Because of falling ash, the setting is very cold and dark and the land is devoid of living vegetation. There is frequent rain or snow, and electrical storms are common. Nearly all of the few human survivors are cannibalistic tribalists and/or nomads, scavenging the detritus of city and country alike for human flesh, though that too is almost entirely depleted.

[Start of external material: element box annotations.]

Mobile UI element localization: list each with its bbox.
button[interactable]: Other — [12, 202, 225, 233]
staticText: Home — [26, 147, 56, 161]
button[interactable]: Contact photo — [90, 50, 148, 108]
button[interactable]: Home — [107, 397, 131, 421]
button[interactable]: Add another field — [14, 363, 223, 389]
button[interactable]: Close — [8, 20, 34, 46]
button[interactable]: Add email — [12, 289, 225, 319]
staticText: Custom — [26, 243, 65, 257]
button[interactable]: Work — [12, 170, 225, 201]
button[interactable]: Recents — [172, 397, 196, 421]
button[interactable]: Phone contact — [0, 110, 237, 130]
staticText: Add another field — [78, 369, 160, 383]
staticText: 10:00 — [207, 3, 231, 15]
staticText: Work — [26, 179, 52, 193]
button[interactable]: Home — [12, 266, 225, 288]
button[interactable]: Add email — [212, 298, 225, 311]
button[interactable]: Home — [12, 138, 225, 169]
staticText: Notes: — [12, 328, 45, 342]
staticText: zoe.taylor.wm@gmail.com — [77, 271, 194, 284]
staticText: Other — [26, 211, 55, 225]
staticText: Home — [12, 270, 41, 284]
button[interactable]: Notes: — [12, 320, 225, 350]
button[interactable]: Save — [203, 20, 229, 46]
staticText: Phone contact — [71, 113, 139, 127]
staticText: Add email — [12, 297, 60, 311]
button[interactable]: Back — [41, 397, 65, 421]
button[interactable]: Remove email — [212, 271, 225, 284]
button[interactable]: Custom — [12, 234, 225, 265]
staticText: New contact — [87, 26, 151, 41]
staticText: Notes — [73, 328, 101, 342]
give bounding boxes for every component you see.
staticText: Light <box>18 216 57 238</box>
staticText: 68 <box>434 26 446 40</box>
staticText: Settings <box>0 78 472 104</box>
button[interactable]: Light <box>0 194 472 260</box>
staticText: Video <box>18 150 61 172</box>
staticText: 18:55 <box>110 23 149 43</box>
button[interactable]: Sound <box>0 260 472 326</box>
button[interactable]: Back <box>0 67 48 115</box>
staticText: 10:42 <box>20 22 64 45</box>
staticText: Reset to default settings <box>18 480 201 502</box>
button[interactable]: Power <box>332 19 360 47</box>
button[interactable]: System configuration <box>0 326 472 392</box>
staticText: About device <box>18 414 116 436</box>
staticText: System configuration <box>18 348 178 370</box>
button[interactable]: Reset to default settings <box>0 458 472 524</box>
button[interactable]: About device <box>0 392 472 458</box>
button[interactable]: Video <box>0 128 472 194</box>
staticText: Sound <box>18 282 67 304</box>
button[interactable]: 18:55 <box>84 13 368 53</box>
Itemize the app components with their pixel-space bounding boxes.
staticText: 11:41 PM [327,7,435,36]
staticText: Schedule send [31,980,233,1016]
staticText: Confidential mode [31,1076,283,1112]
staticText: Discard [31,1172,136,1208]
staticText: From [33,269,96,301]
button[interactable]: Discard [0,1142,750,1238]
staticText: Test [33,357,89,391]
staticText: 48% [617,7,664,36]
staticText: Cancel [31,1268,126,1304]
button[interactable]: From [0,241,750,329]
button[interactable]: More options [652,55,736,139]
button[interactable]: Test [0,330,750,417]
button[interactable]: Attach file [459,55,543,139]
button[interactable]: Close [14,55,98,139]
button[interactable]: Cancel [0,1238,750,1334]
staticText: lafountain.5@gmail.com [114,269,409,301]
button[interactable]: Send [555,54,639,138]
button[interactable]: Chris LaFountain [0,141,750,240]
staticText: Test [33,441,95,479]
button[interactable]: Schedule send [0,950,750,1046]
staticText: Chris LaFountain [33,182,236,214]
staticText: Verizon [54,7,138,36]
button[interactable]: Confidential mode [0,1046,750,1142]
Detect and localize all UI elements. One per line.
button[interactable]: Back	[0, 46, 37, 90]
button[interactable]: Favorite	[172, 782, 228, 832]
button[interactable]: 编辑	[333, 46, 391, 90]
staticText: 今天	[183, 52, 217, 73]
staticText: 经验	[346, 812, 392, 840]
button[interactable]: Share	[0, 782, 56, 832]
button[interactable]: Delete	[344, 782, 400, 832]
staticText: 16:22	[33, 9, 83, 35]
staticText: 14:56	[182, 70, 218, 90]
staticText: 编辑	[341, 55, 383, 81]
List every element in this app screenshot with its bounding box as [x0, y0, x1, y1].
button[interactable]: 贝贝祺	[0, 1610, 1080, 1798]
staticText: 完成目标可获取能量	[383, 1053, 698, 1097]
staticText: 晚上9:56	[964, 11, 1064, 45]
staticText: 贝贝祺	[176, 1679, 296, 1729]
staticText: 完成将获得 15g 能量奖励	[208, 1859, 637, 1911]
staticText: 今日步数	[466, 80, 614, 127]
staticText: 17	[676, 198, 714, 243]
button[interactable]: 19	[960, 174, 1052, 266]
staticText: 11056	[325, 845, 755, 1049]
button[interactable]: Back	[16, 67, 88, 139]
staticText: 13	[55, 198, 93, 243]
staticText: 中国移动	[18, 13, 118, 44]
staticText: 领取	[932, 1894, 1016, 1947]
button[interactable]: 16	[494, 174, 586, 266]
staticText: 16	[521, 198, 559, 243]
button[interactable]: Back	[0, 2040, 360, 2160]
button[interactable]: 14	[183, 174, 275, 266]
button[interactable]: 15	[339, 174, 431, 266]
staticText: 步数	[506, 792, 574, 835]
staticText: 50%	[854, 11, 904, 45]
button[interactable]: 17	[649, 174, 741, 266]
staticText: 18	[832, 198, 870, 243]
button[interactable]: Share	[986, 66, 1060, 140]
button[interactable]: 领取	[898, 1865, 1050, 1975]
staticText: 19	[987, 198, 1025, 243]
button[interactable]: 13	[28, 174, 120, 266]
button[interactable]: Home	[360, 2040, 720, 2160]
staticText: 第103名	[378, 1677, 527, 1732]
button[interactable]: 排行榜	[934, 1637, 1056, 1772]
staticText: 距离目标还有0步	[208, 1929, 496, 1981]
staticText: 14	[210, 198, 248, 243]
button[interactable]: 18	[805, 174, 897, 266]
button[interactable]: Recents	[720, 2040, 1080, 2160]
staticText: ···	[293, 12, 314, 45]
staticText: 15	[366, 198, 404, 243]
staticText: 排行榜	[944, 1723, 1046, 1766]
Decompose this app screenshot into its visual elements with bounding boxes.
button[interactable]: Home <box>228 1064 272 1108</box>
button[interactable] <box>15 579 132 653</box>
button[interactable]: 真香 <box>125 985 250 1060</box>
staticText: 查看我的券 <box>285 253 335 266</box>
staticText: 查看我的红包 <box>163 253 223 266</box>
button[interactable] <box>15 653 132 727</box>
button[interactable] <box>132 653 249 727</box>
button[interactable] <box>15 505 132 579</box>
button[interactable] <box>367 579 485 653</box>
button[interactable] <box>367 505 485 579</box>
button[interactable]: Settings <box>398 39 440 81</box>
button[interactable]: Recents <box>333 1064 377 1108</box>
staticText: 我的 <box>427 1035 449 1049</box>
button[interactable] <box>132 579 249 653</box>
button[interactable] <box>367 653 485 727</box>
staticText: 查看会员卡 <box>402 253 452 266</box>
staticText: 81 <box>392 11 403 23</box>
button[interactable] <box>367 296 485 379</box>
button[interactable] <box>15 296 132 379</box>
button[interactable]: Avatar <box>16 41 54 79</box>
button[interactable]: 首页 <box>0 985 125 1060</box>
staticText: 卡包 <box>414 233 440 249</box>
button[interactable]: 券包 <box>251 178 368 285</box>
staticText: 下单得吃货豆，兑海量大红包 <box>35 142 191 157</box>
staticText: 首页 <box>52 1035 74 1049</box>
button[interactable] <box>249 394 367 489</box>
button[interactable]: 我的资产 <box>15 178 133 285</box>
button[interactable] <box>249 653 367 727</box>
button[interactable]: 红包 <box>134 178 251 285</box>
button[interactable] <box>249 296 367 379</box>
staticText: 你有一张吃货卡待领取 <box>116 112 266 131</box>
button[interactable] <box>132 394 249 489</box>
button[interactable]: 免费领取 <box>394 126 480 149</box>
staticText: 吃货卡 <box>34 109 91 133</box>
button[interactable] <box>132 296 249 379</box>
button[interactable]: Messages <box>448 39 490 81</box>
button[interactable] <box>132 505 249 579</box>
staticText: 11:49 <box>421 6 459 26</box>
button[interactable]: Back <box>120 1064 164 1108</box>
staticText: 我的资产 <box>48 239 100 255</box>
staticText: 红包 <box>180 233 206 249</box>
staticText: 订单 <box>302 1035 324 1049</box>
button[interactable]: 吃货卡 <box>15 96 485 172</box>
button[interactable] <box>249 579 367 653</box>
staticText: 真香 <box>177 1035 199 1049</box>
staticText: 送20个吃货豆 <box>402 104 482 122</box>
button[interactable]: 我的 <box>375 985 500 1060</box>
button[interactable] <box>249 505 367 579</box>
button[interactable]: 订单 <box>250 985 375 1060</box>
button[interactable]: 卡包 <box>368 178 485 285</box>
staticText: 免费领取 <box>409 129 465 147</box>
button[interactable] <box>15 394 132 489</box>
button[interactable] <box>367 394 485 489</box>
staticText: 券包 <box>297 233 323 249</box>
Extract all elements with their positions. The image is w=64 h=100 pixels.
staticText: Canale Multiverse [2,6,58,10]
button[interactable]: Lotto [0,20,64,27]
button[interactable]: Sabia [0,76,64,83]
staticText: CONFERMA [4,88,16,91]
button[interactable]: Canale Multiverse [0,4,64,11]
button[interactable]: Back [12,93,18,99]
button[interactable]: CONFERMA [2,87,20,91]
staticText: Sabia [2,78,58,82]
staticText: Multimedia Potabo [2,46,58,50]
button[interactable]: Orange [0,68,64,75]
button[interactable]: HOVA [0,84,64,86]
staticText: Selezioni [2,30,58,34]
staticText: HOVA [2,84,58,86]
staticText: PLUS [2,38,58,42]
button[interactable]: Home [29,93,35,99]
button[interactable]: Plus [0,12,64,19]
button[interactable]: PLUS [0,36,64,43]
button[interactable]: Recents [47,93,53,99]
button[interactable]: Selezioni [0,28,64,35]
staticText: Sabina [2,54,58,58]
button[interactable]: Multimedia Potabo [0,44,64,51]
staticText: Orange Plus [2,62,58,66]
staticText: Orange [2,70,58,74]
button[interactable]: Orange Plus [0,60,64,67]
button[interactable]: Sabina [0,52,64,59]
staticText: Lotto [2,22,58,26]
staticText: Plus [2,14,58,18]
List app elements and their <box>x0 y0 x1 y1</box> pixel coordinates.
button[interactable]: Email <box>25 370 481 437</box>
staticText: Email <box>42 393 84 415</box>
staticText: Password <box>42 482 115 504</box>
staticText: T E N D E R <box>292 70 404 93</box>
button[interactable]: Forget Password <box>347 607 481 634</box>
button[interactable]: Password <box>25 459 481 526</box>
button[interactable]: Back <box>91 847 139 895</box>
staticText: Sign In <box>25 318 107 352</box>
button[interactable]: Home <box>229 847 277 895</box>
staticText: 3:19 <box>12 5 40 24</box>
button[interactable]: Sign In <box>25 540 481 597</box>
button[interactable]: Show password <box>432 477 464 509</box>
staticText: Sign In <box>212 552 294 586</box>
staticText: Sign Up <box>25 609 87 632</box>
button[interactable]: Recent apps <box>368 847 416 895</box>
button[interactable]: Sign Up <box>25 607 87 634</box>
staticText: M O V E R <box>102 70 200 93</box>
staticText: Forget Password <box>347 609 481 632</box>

The novel was awarded the 2007 Pulitzer Prize for fiction. It also won the 2006 James Tait Black Memorial Prize for fiction, and was a finalist for the 2006 National Book Critics Circle Award for fiction. It was named book of the decade by The Times.
About the Author
Cormac McCarthy
(born Charles McCarthy, July 20, 1933) is an American novelist and playwright. He has written ten novels in various genres, ranging from Southern Gothic, to western, to post-apocalyptic. He has also written plays and screenplays. He received the Pulitzer Prize in 2007 for The Road, and his 2005 novel No Country for Old Men was adapted as a 2007 film of the same name, which won four Academy Awards, including Best Picture.